Dans ses conclusions uniques, transmises le 6 septembre 2023, la galerie [H] demande à la cour de :
Sur l’appel incident,
infirmer le jugement du tribunal judiciaire de Paris du 9 février 2023 en ce qu’il a:
déclaré la société Galerie [N] [H] irrecevable en sa demande d’annulation partielle du rapport d’expertise remis par M. [T] et rejette la demande tendant à ce que ce rapport d’expertise et ses annexes lui soient déclarés inopposables ;
dit n’y avoir lieu à déclarer inopposables à la société Galerie [N] [H] les jugements rendus par le tribunal judiciaire de Paris les 28 janvier et 15 avril 2021 ;
Statuant à nouveau,
juger inopposable à la société Galerie [N] [H] le rapport d’expertise [T] et ses annexes relatives aux analyses :
les analyses retenues par l’expert à l’appui de ses conclusions n’ayant pas été réalisées par l’expert judiciaire, contrairement aux dispositions de l’article 233 du CPC et aux termes de l’ordonnance l’ayant désigné,
pour non-respect du principe du contradictoire lors de sa visite au Musée [8] et chez un collectionneur anonyme,
pour l’intervention irrégulière du sapiteur à ses opérations,
à raison de l’absence d’objectivité et d’impartialité de l’expert,
juger inopposable à la société Galerie [N] [H] le rapport d’expertise [T] et ses annexes relatives aux analyses :
juger inopposable à la société Galerie [N] [H] le jugement du 28 janvier 2021,
juger inopposable à la société Galerie [N] [H] le jugement du 15 avril 2021,
Sur l’appel principal,
Sur la contrefaçon prétendue et la garantie d’éviction,
Confirmer le jugement entrepris en ce qu’il a débouté Monsieur [B] de la totalité de ses demandes,
En tous cas,
juger que Monsieur [B] ne fait pas preuve :
de ce que les objets saisis dans sa galerie ont été vendus par la société Galerie [N] [H],
de ce que les meubles vendus par la société Galerie [N] [H] et saisis aient été signés [E] [W], ou aient été attribués à celui-ci,
juger que Monsieur [B] est seul responsable de l’attribution à [E] [W] des meubles vendus,
le débouter de l’intégralité de ses prétentions,
Sur la garantie d’éviction,
juger que Monsieur [B] ne fait pas preuve :
que le trouble de droit allégué est antérieur à la vente du 26 décembre 2016,
que le trouble de droit allégué est imputable à la société Galerie [N] [H],
juger que Monsieur [B] est seul responsable de l’attribution à [E] [W] des meubles vendus le 26 décembre 2016,
le débouter de l’intégralité de ses prétentions,
Reconventionnellement,
A titre infiniment subsidiaire,
condamner Monsieur [B] à restituer à la société Galerie [N] [H] le prix de vente des pièces « table basse n’ud central » et « paire de tabourets »,
subsidiairement sur ce chef, le condamner à payer la somme de 691 812 Euros à la société Galerie [N] [H],
en tous cas, condamner Monsieur [B] aux entiers dépens et au paiement d’une somme de 20 000 Euros au titre des frais non compris dans les dépens en cause d’appel.

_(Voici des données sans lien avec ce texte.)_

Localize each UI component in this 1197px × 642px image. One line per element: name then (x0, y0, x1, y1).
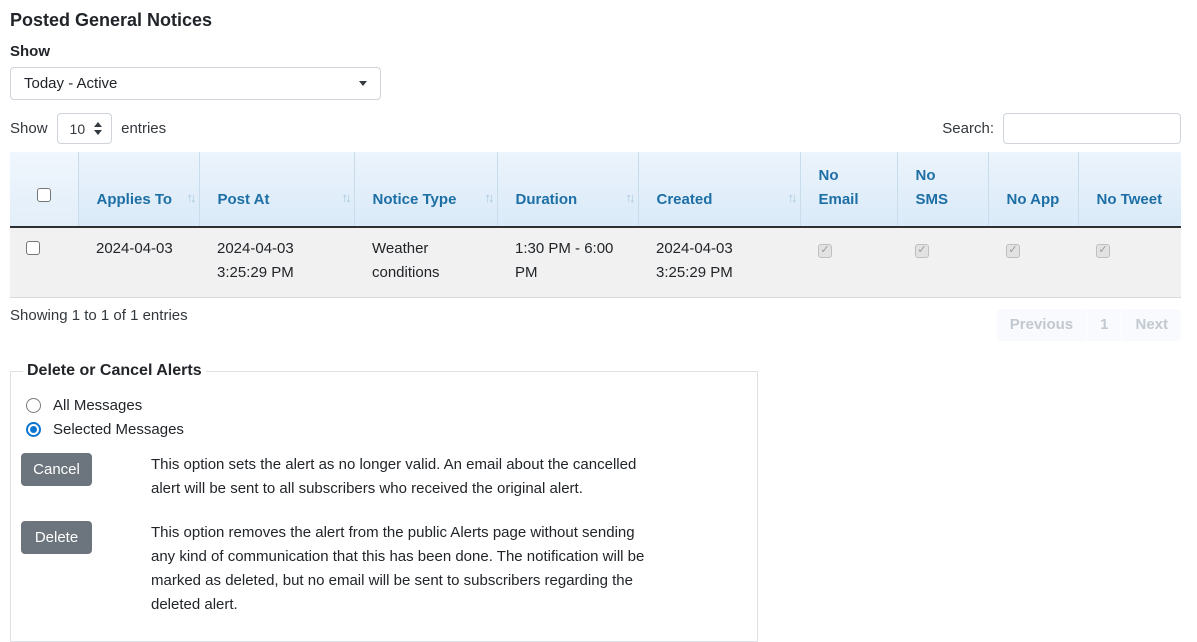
select-all-checkbox[interactable]: ✓ (37, 188, 51, 202)
no-sms-cell: ✓ (897, 227, 988, 298)
entries-info: Showing 1 to 1 of 1 entries (10, 307, 188, 324)
all-messages-radio[interactable] (26, 398, 41, 413)
row-select-cell: ✓ (10, 227, 78, 298)
up-down-arrows-icon (94, 122, 102, 135)
length-suffix-label: entries (121, 120, 166, 137)
column-header-created[interactable]: Created ↑↓ (638, 152, 800, 227)
sort-icons: ↑↓ (626, 186, 633, 210)
post-at-cell: 2024-04-03 3:25:29 PM (199, 227, 354, 298)
column-header-notice-type[interactable]: Notice Type ↑↓ (354, 152, 497, 227)
panel-legend: Delete or Cancel Alerts (23, 362, 206, 380)
sort-icons: ↑↓ (788, 186, 795, 210)
filter-label: Show (10, 43, 1181, 60)
applies-to-cell: 2024-04-03 (78, 227, 199, 298)
table-row: ✓ 2024-04-03 2024-04-03 3:25:29 PM Weath… (10, 227, 1181, 298)
cancel-button[interactable]: Cancel (21, 453, 92, 486)
column-header-no-sms: No SMS (897, 152, 988, 227)
column-header-select-all: ✓ (10, 152, 78, 227)
filter-selected-value: Today - Active (24, 75, 117, 92)
check-icon: ✓ (820, 245, 829, 256)
selected-messages-option[interactable]: Selected Messages (26, 421, 747, 438)
search-label: Search: (942, 120, 994, 137)
all-messages-label: All Messages (53, 397, 142, 414)
check-icon: ✓ (1098, 245, 1107, 256)
cancel-description: This option sets the alert as no longer … (151, 453, 645, 501)
page-title: Posted General Notices (10, 10, 1181, 31)
delete-action-row: Delete This option removes the alert fro… (21, 521, 747, 617)
length-control: Show 10 entries (10, 113, 166, 144)
page: Posted General Notices Show Today - Acti… (0, 0, 1197, 642)
next-page-button[interactable]: Next (1121, 309, 1181, 341)
delete-button[interactable]: Delete (21, 521, 92, 554)
pagination: Previous 1 Next (997, 309, 1181, 341)
cancel-action-row: Cancel This option sets the alert as no … (21, 453, 747, 501)
no-email-cell: ✓ (800, 227, 897, 298)
duration-cell: 1:30 PM - 6:00 PM (497, 227, 638, 298)
no-email-checkbox: ✓ (818, 244, 832, 258)
selected-messages-label: Selected Messages (53, 421, 184, 438)
sort-icons: ↑↓ (187, 186, 194, 210)
sort-icons: ↑↓ (485, 186, 492, 210)
column-header-duration[interactable]: Duration ↑↓ (497, 152, 638, 227)
no-app-cell: ✓ (988, 227, 1078, 298)
table-footer: Showing 1 to 1 of 1 entries Previous 1 N… (10, 307, 1181, 341)
created-cell: 2024-04-03 3:25:29 PM (638, 227, 800, 298)
page-number-button[interactable]: 1 (1086, 309, 1121, 341)
previous-page-button[interactable]: Previous (997, 309, 1086, 341)
notice-type-cell: Weather conditions (354, 227, 497, 298)
all-messages-option[interactable]: All Messages (26, 397, 747, 414)
table-header-row: ✓ Applies To ↑↓ Post At ↑↓ Notice Type ↑… (10, 152, 1181, 227)
no-sms-checkbox: ✓ (915, 244, 929, 258)
no-tweet-checkbox: ✓ (1096, 244, 1110, 258)
column-header-no-email: No Email (800, 152, 897, 227)
search-control: Search: (942, 113, 1181, 144)
delete-or-cancel-panel: Delete or Cancel Alerts All Messages Sel… (10, 362, 758, 642)
check-icon: ✓ (1008, 245, 1017, 256)
no-app-checkbox: ✓ (1006, 244, 1020, 258)
length-prefix-label: Show (10, 120, 48, 137)
entries-length-select[interactable]: 10 (57, 113, 113, 144)
column-header-no-tweet: No Tweet (1078, 152, 1181, 227)
row-select-checkbox[interactable]: ✓ (26, 241, 40, 255)
length-selected-value: 10 (70, 121, 86, 137)
notices-table: ✓ Applies To ↑↓ Post At ↑↓ Notice Type ↑… (10, 152, 1181, 298)
column-header-post-at[interactable]: Post At ↑↓ (199, 152, 354, 227)
check-icon: ✓ (917, 245, 926, 256)
column-header-no-app: No App (988, 152, 1078, 227)
caret-down-icon (359, 81, 367, 86)
no-tweet-cell: ✓ (1078, 227, 1181, 298)
search-input[interactable] (1003, 113, 1181, 144)
column-header-applies-to[interactable]: Applies To ↑↓ (78, 152, 199, 227)
sort-icons: ↑↓ (342, 186, 349, 210)
delete-description: This option removes the alert from the p… (151, 521, 645, 617)
selected-messages-radio[interactable] (26, 422, 41, 437)
filter-dropdown[interactable]: Today - Active (10, 67, 381, 100)
table-controls: Show 10 entries Search: (10, 113, 1181, 144)
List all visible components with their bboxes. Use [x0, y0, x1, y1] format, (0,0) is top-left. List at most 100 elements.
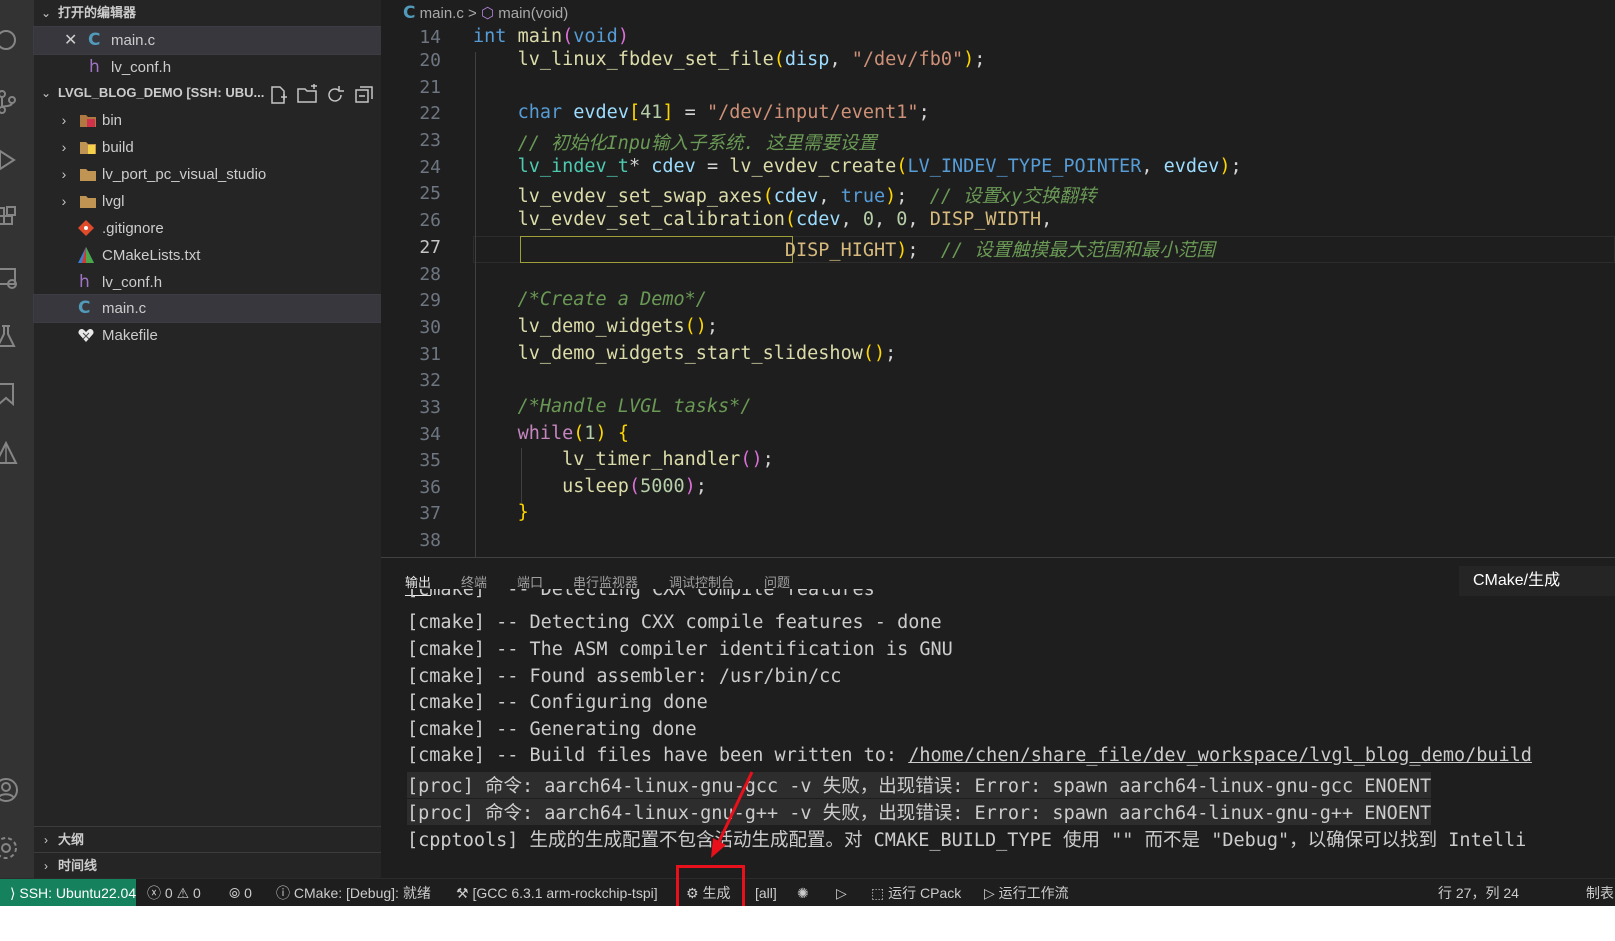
tree-item-lvgl[interactable]: › lvgl [34, 188, 381, 215]
output-line: [cmake] -- Found assembler: /usr/bin/cc [407, 666, 842, 687]
remote-explorer-icon[interactable] [0, 264, 20, 292]
workflow-button[interactable]: ▷ 运行工作流 [984, 879, 1069, 907]
new-file-icon[interactable] [267, 84, 289, 106]
package-icon: ⬚ [871, 885, 885, 901]
bin-folder-icon [79, 111, 97, 129]
source-control-icon[interactable] [0, 88, 20, 116]
build-path-link[interactable]: /home/chen/share_file/dev_workspace/lvgl… [908, 745, 1532, 766]
c-file-icon: C [88, 30, 101, 50]
run-debug-icon[interactable] [0, 146, 20, 174]
code-editor[interactable]: C main.c > ⬡ main(void) 14 20 21 22 23 2… [381, 0, 1615, 557]
outline-title: 大纲 [58, 832, 85, 847]
warning-icon: ⚠ [176, 885, 190, 901]
tree-item-cmakelists[interactable]: CMakeLists.txt [34, 242, 381, 269]
collapse-all-icon[interactable] [353, 84, 375, 106]
code-line: usleep(5000); [562, 476, 707, 497]
chevron-right-icon: › [61, 139, 67, 155]
testing-icon[interactable] [0, 322, 20, 350]
cmake-status-label: CMake: [Debug]: 就绪 [293, 885, 431, 901]
open-editor-label: lv_conf.h [111, 59, 172, 76]
workspace-header[interactable]: ⌄ LVGL_BLOG_DEMO [SSH: UBU... [34, 80, 264, 106]
ports-indicator[interactable]: ⦾ 0 [229, 879, 252, 907]
new-folder-icon[interactable] [296, 84, 318, 106]
breadcrumb-file[interactable]: main.c [420, 5, 464, 22]
refresh-icon[interactable] [324, 84, 346, 106]
tree-item-build[interactable]: › build [34, 134, 381, 161]
line-number-current: 27 [419, 237, 441, 258]
cmake-icon[interactable] [0, 440, 20, 468]
output-line-error: [proc] 命令: aarch64-linux-gnu-g++ -v 失败，出… [407, 799, 1432, 825]
output-line-partial: [cmake] -- Detecting CXX compile feature… [407, 589, 875, 600]
h-file-icon: h [79, 272, 90, 292]
extensions-icon[interactable] [0, 204, 20, 232]
account-icon[interactable] [0, 776, 20, 804]
line-number: 38 [419, 530, 441, 551]
line-number: 26 [419, 210, 441, 231]
indentation-indicator[interactable]: 制表 [1586, 879, 1615, 907]
breadcrumb-separator: > [468, 5, 477, 22]
cpack-button[interactable]: ⬚ 运行 CPack [871, 879, 961, 907]
code-line: lv_indev_t* cdev = lv_evdev_create(LV_IN… [517, 156, 1242, 177]
timeline-header[interactable]: › 时间线 [34, 852, 381, 879]
tools-icon: ⚒ [456, 885, 469, 901]
output-line: [cpptools] 生成的生成配置不包含活动生成配置。对 CMAKE_BUIL… [407, 830, 1527, 851]
cpack-label: 运行 CPack [888, 885, 962, 901]
code-line: lv_demo_widgets(); [517, 316, 719, 337]
output-text: [cmake] -- Build files have been written… [407, 745, 909, 766]
broadcast-icon: ⦾ [229, 885, 241, 901]
chevron-right-icon: › [44, 833, 48, 847]
bookmark-icon[interactable] [0, 380, 20, 408]
tree-item-makefile[interactable]: Makefile [34, 322, 381, 349]
close-icon[interactable]: ✕ [64, 27, 77, 54]
remote-icon: ⟩ [10, 885, 16, 901]
git-icon [77, 219, 95, 237]
build-folder-icon [79, 138, 97, 156]
code-line: lv_linux_fbdev_set_file(disp, "/dev/fb0"… [517, 49, 986, 70]
line-number: 23 [419, 130, 441, 151]
output-line: [cmake] -- Detecting CXX compile feature… [407, 612, 942, 633]
breadcrumb-symbol[interactable]: main(void) [498, 5, 568, 22]
outline-header[interactable]: › 大纲 [34, 826, 381, 853]
remote-indicator[interactable]: ⟩ SSH: Ubuntu22.04 [0, 879, 136, 907]
settings-gear-icon[interactable] [0, 834, 20, 862]
tree-item-lv-conf-h[interactable]: h lv_conf.h [34, 269, 381, 296]
cursor-position[interactable]: 行 27，列 24 [1438, 879, 1519, 907]
play-icon: ▷ [984, 885, 995, 901]
h-file-icon: h [89, 57, 100, 77]
tree-item-main-c[interactable]: C main.c [33, 294, 382, 323]
debug-icon[interactable]: ✺ [797, 879, 809, 907]
problems-indicator[interactable]: ⓧ 0 ⚠ 0 [147, 879, 201, 907]
code-line: lv_evdev_set_swap_axes(cdev, true); // 设… [517, 186, 1097, 207]
tree-item-label: lv_conf.h [102, 274, 163, 291]
tree-item-bin[interactable]: › bin [34, 107, 381, 134]
output-channel-select[interactable]: CMake/生成 [1459, 566, 1615, 596]
tree-item-lv-port[interactable]: › lv_port_pc_visual_studio [34, 161, 381, 188]
tree-item-gitignore[interactable]: .gitignore [34, 215, 381, 242]
open-editor-lv-conf-h[interactable]: h lv_conf.h [34, 54, 381, 81]
code-line: lv_timer_handler(); [562, 449, 774, 470]
output-line: [cmake] -- Configuring done [407, 692, 708, 713]
open-editors-title: 打开的编辑器 [58, 5, 137, 20]
search-icon[interactable] [0, 26, 20, 54]
line-number: 22 [419, 103, 441, 124]
code-line: } [517, 502, 529, 523]
run-icon[interactable]: ▷ [836, 879, 847, 907]
open-editors-header[interactable]: ⌄ 打开的编辑器 [34, 0, 136, 26]
explorer-sidebar: ⌄ 打开的编辑器 ✕ C main.c h lv_conf.h ⌄ LVGL_BLO… [33, 0, 382, 906]
cmake-status[interactable]: ⓘ CMake: [Debug]: 就绪 [276, 879, 431, 907]
chevron-down-icon: ⌄ [40, 6, 52, 20]
tree-item-label: lvgl [102, 193, 125, 210]
breadcrumb: C main.c > ⬡ main(void) [403, 0, 568, 26]
line-number: 31 [419, 344, 441, 365]
code-line: int main(void) [473, 26, 629, 47]
output-line: [cmake] -- The ASM compiler identificati… [407, 639, 953, 660]
line-number: 37 [419, 503, 441, 524]
kit-selector[interactable]: ⚒ [GCC 6.3.1 arm-rockchip-tspi] [456, 879, 658, 907]
line-number: 28 [419, 264, 441, 285]
open-editor-main-c[interactable]: ✕ C main.c [33, 26, 382, 55]
error-icon: ⓧ [147, 885, 161, 901]
folder-icon [79, 192, 97, 210]
build-target[interactable]: [all] [755, 879, 777, 907]
line-number: 34 [419, 424, 441, 445]
chevron-right-icon: › [44, 859, 48, 873]
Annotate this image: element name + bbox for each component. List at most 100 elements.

L’ordonnance de clôture a été rendue le 17 septembre 2024.
PAR CES MOTIFS,
Confirme le jugement entrepris en toutes ses dispositions,
Y ajoutant,
Condamne M. [G] [B] aux dépens d’appel, et vu l’article 700 du code de procédure civile, le condamne à verser à ce titre, la somme de 5 000 euros à la société Galerie [N] [H].